The main competitor graph-theory libraries for Java/Kotlin are JGraphT and Guava Graphs. There also exists JUNG, but this is an older and unmaintained library which has partly been superseded by Guava Graphs and JGraphT.
Some (biased) observations on these libraries:
- JGraphT and Guava Graphs store topology and data together - there is no division. This can make for a more 'natural'
interface in some ways, especially for beginner graph users, but breaks down in more complex scenarios, and prevents
many opportunities for optimizations (one of the reasons that FastGraph can substantially outperform both of these
libraries). This also enforces stringent uniqueness and
hashcode()/equals()requirements on clients implementing vertex and edge types which are not always easy to understand or comply with (see for example the extensive JGraphT requirements). - JGraphT has a somewhat more difficult to understand and use API - it is reminiscent of an older style of API that does not entirely fit well with modern Java/Kotlin concepts. The API is still perfectly usable, but often does not compose well and occasionally fights with the user.

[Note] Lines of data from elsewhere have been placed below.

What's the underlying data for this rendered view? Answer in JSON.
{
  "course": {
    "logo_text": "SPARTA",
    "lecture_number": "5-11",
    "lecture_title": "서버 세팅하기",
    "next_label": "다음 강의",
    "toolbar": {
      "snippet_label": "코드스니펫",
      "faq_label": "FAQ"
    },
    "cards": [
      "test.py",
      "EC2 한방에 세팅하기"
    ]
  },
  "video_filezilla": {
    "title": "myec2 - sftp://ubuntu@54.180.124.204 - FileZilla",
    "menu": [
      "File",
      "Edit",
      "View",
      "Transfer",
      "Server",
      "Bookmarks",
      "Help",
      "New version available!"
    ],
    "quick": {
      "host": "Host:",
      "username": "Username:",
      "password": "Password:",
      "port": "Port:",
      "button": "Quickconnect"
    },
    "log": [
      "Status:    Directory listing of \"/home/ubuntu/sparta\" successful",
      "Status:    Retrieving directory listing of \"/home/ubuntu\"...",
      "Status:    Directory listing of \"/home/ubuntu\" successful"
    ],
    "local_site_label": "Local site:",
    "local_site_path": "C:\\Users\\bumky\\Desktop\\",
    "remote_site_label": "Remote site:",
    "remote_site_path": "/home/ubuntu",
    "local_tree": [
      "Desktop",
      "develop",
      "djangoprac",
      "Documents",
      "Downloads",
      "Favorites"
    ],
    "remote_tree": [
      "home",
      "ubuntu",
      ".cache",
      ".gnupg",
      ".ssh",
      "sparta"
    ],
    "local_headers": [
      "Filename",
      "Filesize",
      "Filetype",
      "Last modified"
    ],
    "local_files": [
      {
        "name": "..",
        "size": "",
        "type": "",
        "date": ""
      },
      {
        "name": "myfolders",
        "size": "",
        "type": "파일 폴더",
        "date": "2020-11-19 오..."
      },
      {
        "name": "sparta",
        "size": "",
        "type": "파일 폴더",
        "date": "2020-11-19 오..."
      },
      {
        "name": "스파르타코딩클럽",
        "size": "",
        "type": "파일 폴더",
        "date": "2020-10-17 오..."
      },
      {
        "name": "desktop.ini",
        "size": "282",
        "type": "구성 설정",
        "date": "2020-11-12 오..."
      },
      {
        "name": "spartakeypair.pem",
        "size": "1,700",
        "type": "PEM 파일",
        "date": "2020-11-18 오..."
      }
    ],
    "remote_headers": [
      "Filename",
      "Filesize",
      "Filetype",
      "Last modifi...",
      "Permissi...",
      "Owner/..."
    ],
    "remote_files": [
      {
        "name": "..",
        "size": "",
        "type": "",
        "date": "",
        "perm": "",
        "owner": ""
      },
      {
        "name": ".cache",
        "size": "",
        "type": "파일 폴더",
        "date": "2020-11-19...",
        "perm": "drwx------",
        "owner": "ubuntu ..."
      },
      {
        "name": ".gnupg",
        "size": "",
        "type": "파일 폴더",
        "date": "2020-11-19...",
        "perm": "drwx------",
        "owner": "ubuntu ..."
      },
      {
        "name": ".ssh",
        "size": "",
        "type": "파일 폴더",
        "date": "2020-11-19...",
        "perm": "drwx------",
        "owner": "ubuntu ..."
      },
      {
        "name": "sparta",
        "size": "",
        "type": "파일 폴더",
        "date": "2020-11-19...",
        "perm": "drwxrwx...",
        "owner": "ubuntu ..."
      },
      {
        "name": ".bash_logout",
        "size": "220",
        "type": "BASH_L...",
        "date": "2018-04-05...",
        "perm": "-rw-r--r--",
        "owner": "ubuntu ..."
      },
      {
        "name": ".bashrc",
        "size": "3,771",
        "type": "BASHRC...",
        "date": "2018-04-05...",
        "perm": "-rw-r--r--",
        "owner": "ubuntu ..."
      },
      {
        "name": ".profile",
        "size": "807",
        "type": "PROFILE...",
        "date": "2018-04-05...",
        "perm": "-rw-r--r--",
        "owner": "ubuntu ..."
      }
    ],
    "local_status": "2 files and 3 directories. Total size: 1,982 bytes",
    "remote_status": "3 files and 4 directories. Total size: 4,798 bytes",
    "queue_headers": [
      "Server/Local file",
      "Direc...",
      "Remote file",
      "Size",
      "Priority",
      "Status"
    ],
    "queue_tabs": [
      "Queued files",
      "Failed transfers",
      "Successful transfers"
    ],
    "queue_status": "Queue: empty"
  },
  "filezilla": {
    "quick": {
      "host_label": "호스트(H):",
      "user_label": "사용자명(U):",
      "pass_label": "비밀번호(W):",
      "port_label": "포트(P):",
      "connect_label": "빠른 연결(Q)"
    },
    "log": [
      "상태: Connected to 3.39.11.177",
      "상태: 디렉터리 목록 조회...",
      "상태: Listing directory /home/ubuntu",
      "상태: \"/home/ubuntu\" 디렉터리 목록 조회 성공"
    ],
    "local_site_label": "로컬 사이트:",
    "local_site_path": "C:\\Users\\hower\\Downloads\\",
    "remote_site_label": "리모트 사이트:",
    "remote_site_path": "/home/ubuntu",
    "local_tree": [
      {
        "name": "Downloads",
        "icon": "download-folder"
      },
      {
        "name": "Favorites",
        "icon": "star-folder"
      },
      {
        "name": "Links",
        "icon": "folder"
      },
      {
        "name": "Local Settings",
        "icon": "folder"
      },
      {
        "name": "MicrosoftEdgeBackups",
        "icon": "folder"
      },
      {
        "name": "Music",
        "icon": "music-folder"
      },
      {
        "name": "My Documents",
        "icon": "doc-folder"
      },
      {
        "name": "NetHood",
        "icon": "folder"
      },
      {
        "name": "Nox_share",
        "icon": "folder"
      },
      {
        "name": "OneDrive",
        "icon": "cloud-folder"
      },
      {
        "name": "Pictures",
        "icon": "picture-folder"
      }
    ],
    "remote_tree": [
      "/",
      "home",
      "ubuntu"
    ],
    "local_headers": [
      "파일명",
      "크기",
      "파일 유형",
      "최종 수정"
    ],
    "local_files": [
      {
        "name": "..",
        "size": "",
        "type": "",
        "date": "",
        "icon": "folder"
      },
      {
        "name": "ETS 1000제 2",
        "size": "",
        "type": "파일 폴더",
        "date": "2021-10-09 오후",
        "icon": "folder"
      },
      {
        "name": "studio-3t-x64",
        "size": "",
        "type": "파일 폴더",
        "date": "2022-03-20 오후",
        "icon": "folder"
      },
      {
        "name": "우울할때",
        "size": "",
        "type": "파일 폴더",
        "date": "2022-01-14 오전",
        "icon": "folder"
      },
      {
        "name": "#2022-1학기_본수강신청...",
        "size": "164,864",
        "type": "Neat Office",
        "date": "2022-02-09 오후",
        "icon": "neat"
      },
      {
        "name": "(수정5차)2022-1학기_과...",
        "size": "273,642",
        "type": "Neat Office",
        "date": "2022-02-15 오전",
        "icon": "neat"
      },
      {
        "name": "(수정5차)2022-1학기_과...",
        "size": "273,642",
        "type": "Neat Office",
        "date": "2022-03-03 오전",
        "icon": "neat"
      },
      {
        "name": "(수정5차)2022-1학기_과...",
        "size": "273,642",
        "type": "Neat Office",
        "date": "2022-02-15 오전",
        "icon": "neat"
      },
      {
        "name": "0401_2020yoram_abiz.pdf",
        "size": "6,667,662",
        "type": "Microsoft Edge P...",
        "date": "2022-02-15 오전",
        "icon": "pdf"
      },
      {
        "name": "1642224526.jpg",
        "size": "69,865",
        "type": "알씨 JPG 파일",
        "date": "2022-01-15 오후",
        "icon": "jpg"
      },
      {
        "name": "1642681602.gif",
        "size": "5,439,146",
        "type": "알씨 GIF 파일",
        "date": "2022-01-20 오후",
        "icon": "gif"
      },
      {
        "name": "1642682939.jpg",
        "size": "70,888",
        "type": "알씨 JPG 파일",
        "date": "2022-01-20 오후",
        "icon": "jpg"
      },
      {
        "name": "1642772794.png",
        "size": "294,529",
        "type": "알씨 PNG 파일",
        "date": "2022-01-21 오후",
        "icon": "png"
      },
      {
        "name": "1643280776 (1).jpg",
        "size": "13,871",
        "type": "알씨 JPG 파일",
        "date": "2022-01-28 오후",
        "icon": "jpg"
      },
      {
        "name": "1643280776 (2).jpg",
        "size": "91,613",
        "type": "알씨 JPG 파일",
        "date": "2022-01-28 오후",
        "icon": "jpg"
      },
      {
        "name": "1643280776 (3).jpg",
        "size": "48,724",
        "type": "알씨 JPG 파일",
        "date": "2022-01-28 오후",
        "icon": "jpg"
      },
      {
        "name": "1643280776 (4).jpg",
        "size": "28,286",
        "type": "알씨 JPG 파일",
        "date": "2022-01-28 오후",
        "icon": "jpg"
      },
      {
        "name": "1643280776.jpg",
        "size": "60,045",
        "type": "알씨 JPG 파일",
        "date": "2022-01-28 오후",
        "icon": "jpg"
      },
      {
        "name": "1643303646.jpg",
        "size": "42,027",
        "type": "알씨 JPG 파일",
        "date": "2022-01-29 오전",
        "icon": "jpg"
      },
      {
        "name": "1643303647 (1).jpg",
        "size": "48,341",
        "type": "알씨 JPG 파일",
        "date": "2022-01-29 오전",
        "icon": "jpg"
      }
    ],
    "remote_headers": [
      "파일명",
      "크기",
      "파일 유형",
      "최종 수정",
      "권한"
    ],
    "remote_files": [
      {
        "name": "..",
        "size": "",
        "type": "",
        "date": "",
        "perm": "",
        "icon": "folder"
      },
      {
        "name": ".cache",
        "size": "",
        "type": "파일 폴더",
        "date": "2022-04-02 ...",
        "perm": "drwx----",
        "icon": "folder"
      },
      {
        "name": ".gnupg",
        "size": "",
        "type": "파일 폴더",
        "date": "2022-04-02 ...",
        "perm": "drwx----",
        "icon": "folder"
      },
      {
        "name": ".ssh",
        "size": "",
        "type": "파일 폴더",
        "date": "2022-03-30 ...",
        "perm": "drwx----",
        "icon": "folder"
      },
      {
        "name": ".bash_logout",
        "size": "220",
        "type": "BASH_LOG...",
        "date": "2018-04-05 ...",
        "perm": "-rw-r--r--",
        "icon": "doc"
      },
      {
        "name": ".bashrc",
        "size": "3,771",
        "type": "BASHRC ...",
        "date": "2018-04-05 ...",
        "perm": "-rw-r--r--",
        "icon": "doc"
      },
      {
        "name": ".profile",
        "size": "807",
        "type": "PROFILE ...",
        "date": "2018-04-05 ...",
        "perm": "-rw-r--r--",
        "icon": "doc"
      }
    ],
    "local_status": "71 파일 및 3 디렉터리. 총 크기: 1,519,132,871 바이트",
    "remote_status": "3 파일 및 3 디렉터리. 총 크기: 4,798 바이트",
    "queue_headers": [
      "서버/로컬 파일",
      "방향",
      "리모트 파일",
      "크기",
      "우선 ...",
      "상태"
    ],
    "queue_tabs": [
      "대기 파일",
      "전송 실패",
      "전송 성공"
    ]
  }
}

- JGraphT generally out-performs Guava Graphs, but uses a much (much) larger amount of memory to represent graphs.
- JGraphT provides an exceptionally complete and well-rounded library of various graph algorithms.
- Guava Graphs has a modern, simple API (the FastGraph API is modeled on Guava Graphs APIs in many ways, and uses many of the same concepts), but generally provides the worst performance of all the libraries.
- Guava Graphs (and FastGraph as well at the moment) focus on providing clean core APIs, and do not provide an extensive library of graph algorithms, believing this is a task better suited for the client.
Benchmarking was performed with JMH, and benchmarking code is checked in to this repository. Memory measurements were made with JOL. All benchmarks were performed on the same machine and on the same data sets. Benchmark results are intended to be comparative, not absolute.
For further benchmarks and details on how to interpret the data see the Detailed Benchmarks docs.
- JDK 17+
- fastutil-core is used to support memory and CPU efficient primitive collections.
FastGraph uses SNAP datasets from the Stanford Large Network Dataset Collection for testing and benchmarking.